An elevator speech is a brief message that communicates who you are, what you want to do and how you can benefit the agency. Think of it as your 30-second commercial of yourself. You want to have this prepared prior to any interview you do and practiced multiple times. This is your opportunity to share your expertise of who you are quickly and effectively.
- Follow up with a note.
This is still just as important as ever. A follow up with the person who interviews you is very important, and can even be done in an email immediately following the interview if you feel that’s appropriate. Make sure you thank them for your time and let them know you are looking forward to the next steps in the process (if you really are). The note needs to be clear, short and polite. It shows that you respected their time and that you are interested in the position and company.

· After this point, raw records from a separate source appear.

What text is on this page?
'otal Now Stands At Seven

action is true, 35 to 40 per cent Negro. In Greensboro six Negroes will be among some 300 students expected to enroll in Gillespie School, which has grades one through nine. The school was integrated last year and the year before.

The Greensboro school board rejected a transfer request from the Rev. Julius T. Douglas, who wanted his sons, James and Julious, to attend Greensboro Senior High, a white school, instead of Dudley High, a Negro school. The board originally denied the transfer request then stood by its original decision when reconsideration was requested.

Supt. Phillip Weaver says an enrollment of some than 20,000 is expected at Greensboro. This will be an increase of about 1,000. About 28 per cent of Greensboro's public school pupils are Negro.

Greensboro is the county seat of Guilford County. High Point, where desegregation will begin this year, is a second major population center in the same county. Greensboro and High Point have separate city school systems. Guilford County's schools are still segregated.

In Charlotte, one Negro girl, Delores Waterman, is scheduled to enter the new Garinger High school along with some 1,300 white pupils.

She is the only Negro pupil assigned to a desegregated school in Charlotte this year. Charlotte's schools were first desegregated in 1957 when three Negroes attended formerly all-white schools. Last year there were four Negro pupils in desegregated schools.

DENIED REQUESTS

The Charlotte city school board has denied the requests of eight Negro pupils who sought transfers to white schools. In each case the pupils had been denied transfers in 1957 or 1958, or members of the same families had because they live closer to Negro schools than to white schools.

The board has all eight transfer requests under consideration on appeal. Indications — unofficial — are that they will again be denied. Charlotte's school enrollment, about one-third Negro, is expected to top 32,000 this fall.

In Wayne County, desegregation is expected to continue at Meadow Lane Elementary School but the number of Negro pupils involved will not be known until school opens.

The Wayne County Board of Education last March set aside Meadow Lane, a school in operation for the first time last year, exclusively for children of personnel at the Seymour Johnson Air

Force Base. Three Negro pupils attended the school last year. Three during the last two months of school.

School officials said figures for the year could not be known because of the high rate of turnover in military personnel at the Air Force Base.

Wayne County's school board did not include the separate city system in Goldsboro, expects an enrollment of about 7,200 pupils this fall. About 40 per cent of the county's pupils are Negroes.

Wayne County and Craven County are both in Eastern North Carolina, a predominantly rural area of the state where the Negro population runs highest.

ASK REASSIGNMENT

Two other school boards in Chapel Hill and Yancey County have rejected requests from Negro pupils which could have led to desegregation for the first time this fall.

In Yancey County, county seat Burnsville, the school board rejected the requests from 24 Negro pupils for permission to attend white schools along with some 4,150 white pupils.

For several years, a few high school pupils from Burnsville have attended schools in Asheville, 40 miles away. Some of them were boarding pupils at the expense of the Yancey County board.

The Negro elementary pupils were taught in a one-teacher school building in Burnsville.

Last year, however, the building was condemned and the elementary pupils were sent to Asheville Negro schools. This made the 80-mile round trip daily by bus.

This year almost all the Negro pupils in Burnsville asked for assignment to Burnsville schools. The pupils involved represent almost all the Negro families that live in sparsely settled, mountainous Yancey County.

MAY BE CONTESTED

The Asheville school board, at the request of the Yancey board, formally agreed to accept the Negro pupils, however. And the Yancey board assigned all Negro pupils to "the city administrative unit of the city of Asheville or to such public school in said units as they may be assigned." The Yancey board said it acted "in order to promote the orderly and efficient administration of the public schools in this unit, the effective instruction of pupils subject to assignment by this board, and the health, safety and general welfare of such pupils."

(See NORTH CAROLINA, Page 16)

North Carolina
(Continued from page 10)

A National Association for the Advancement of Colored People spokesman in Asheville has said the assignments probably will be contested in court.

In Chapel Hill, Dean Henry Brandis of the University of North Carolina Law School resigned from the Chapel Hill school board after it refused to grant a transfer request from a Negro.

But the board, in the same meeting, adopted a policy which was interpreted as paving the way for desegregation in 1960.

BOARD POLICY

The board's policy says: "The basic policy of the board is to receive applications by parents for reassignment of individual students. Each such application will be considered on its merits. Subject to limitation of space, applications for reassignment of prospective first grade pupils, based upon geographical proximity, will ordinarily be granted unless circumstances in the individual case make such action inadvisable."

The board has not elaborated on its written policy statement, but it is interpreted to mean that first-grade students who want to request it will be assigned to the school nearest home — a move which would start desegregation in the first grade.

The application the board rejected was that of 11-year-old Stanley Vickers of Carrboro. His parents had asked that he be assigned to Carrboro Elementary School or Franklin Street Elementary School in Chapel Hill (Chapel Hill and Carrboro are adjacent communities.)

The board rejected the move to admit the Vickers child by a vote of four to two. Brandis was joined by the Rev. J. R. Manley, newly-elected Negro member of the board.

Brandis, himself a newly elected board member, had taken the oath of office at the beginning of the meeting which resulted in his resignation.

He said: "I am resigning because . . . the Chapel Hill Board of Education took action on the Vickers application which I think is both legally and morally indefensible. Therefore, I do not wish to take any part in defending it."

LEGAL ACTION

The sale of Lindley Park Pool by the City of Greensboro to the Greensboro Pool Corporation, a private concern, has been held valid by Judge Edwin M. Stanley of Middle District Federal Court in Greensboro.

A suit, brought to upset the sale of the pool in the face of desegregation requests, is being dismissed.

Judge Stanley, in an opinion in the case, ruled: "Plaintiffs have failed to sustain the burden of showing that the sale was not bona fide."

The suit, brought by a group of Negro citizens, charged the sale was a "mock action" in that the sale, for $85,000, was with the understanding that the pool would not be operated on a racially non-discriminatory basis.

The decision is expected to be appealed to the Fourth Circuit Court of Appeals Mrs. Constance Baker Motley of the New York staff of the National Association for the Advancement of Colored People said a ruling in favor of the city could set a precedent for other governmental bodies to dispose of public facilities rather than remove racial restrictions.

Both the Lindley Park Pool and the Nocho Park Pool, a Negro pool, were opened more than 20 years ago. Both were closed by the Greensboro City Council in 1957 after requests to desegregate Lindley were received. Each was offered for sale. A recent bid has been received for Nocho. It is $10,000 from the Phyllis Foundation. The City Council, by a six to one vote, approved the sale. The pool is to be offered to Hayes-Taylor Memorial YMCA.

**Bonus: if you walk away from the interview thinking “this job/agency isn’t really for me”, that’s ok too! Follow up with a polite note thanking them for their time but letting them know that you will be looking for additional opportunities at this time outside of their agency. Honesty is the BEST policy in these types of situations. If it’s not a good fit for you, it won’t be a good fit for the agency.
- Know why you want to work in an agency and in the marketing world.
Maybe you’ve seen Mad Men, or maybe you took some marketing classes and it sounded like an interesting future. Whatever your reasons are, take time to really think about why you want to be part of an agency and the marketing world. It’s a tough and competitive industry that will take a lot of you but also reward you in ways you can never imagine. So before you jump in, do your research and try to articulate why it’s an industry for you.
- What do you want to get out the internship? What are you looking to learn and how will the agency help you get there?
This internship will take up a significant portion of your time, so it’s important to know what you are going to get out of your investment. Why did you want the internship? What are you expecting them to offer you? Be sure to communicate your expectations to align both the person hiring and you on what you are wanting to get out of the internship.
- Smile and be yourself.
Take a deep breath and smile. Show your personality and the unique traits that you have to offer the company culture. It will be beneficial to you and the agency in knowing if you are a good match for them and vice versa.
These are just a few tips to help you land your internship (or even first job)! Good luck out there. Happy interviewing!